Omega-3s May Restore Neural Pathways In Alzheimer’s Patients
A recent study suggests that supplementation with omega-3 fatty acids may help slow down and potentially reverse the progression of Alzheimer’s disease by stimulating the repair of cells damaged by inflammation.
The body’s normal response to inflammation is the repair of tissue through a process known as restoration. When restoration does not take place, chronic inflammation may occur.

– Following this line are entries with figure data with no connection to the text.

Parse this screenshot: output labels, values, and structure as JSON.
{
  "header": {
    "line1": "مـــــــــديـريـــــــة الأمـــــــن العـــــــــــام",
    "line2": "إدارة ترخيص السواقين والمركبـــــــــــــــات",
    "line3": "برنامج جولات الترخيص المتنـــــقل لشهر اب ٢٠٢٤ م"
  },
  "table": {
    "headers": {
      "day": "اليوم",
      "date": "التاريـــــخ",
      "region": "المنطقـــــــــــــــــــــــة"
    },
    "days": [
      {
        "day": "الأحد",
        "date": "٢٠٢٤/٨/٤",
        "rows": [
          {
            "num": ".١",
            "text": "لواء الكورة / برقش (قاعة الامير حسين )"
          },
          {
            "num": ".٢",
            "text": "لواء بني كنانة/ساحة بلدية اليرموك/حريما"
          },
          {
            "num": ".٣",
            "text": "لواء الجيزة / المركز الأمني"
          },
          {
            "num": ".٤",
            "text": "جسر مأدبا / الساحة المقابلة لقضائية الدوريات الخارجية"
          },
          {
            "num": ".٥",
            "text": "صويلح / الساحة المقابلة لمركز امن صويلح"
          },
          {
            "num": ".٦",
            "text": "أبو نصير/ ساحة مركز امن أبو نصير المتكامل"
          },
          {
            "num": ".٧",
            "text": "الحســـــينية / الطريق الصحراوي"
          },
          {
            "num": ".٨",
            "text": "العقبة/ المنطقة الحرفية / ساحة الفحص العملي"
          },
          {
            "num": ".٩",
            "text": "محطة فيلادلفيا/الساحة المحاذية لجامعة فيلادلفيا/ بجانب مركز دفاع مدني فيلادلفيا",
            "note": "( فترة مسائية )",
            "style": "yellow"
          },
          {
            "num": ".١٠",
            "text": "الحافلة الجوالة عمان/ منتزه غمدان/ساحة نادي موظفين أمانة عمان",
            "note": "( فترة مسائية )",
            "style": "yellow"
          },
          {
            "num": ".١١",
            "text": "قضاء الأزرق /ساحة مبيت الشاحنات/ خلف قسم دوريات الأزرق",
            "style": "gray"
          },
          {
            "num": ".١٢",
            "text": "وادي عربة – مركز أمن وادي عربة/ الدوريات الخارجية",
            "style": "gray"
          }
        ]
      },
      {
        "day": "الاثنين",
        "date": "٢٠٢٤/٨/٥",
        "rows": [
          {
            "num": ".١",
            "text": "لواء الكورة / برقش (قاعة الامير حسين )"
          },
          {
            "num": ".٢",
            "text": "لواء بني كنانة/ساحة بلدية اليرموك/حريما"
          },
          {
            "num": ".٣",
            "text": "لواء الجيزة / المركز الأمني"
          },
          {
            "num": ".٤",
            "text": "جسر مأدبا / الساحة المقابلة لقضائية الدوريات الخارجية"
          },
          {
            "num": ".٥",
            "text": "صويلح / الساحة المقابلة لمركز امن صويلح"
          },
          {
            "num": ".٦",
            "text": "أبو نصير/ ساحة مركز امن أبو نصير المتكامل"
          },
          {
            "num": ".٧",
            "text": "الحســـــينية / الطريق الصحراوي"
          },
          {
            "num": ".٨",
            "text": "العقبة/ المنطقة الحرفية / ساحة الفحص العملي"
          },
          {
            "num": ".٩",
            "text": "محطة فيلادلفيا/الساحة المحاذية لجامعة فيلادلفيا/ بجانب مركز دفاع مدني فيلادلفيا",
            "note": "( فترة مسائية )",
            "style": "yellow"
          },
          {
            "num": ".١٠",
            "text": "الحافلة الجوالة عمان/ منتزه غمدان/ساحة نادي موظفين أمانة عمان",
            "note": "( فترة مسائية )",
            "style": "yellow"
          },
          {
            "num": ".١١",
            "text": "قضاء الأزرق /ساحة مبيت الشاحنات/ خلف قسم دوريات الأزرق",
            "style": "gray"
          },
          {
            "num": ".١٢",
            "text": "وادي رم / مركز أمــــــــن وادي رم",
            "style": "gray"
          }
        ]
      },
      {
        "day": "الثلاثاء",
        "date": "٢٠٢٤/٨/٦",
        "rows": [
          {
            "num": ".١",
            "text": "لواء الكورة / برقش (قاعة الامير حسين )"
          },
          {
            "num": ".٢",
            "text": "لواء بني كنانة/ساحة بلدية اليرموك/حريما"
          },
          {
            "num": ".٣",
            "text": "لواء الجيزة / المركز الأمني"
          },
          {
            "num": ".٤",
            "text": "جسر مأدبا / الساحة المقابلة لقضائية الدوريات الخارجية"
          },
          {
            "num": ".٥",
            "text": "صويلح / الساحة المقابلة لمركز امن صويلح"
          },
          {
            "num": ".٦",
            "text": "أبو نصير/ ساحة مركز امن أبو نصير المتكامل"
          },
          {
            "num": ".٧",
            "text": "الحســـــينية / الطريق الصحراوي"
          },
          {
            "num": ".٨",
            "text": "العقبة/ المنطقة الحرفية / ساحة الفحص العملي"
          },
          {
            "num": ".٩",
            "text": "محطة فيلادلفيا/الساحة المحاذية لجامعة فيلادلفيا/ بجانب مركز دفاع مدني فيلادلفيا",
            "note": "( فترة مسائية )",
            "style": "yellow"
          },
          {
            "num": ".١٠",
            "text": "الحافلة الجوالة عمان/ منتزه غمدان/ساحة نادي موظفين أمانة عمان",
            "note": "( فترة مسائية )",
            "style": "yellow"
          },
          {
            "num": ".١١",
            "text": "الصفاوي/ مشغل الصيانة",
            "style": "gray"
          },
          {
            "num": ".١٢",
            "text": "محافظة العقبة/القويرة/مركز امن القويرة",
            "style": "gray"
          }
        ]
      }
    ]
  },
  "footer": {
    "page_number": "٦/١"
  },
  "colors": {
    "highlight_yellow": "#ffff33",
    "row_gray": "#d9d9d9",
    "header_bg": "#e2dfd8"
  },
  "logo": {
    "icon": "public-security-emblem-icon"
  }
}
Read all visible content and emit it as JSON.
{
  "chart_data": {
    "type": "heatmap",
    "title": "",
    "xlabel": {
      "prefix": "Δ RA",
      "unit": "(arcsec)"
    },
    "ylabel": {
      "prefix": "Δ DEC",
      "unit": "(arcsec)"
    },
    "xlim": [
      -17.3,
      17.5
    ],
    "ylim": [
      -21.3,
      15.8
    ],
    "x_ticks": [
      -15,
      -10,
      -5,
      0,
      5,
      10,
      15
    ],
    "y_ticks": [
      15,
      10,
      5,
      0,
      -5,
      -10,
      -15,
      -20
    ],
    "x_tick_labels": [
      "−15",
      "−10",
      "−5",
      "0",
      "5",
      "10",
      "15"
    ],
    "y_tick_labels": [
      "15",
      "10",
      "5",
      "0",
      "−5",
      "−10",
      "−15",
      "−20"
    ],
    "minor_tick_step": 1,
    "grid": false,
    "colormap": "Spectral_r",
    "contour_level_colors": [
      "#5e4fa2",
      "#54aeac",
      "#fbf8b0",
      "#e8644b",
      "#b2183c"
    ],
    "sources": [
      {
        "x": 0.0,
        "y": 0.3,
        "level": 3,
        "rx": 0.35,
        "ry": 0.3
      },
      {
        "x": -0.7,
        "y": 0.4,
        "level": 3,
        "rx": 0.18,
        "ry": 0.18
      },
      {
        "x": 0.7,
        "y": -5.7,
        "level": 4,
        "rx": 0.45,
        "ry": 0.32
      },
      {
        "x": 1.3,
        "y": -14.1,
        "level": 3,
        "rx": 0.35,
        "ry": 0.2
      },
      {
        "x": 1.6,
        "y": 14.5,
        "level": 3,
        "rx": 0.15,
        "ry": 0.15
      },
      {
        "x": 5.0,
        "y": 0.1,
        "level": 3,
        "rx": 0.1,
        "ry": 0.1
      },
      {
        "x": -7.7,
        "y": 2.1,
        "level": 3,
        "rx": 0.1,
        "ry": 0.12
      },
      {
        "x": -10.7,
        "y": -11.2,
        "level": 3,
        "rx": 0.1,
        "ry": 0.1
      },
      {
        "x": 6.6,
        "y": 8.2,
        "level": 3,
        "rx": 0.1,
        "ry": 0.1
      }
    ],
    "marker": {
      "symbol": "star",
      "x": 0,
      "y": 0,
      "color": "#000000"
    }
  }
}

Chronic inflammation is frequently observed in the brains of people with Alzheimer’s disease.
Participants in the study included 15 individuals with Alzheimer’s disease, 20 with mild cognitive impairment, and 21 controls. The researchers measured the cerebrospinal fluid from those participants as well as brain tissue from 10 Alzheimer’s patients and 10 control subjects.
They examined the samples for indicators of inflammation and receptors involved in the resolution pathway and found that there was, in fact, a resolution pathway in the brain. In Alzheimer’s disease patients, that pathway was disrupted.
Previous research suggests that omega-3 supplementation is a valid way to induce the resolution process and stimulate the uptake of amyloid-beta proteins that have been linked to the development of Alzheimer’s disease.
Researchers from the Karolinska Institut in Sweden conducted the study. It was published online ahead of print on February 14, 2014, in The Journal of the Alzheimer’s Association.
Omega-3s have been linked to a number of health benefits, including alleviating arthritis pain, better moods, improved joint mobility, helping with age related macular degeneration, and aiding your immune system.
Because omega-3 fatty-acids are not found naturally in the human body, it is especially important to make sure that they are a part of your daily diet. Oily, dark fish such as tuna and salmon are high in omega-3s.